При всей известности и настоящей популярности «Мгзавреби» в Грузии, ребята совсем ещё не избалованы хорошей организацией концертов и неким стандартным набором того, что получает артист в гримёрной и на сцене клуба или зала, в котором выступает. В частности, они не знали, что в гримёрной должно быть обязательно полотенце. Каждому. Они искренне радовались мелочам, а главное – нормальной, слаженной работе звукооператоров и техников. То, что я видел, когда был на концерте в Тбилиси, совершенно отличается от того, к чему сам привык. В Тбилиси настройка звука, так называемый саундчек, проходила долго, весело, можно сказать, по-домашнему. Всё обсуждалось, кто угодно мог давать советы, звукооператор был всем доволен. Все были довольны друг другом. Вот только сам звук оставался немного делом необязательным. Это было трогательно, мило и как-то, в лучшем смысле, по-грузински.

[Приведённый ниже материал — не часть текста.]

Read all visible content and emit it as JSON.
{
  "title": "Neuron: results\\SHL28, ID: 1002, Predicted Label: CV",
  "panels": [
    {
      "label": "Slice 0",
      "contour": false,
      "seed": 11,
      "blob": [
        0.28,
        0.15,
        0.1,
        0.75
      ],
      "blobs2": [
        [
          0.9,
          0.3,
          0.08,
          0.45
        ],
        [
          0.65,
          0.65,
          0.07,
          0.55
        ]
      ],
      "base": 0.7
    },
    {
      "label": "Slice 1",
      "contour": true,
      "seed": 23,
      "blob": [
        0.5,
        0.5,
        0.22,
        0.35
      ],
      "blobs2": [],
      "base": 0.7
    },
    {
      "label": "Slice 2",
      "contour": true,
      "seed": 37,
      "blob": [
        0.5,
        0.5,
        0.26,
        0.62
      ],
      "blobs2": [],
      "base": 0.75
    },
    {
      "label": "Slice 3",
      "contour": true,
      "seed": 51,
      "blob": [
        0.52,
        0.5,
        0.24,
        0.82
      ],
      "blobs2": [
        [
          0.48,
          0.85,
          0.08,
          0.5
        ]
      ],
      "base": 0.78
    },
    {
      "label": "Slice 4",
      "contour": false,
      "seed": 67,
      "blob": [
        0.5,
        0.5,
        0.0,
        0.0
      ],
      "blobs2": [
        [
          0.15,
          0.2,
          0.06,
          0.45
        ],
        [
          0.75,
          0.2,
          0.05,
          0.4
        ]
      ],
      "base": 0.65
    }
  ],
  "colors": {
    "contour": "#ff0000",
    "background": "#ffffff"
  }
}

Гиги ужасно волновался перед первым московским концертом. Это было видно по глазам, по необычной бледности лица, по движениям рук. Я хорошо его понимал. Ещё бы! В первый раз сыграть в России, в Москве. Впервые шагнуть в эту вроде бы знакомую, близкую, нечужую, но огромную и неизведанную страну. Впервые встретиться с Нами, то есть с российской публикой и слушателями.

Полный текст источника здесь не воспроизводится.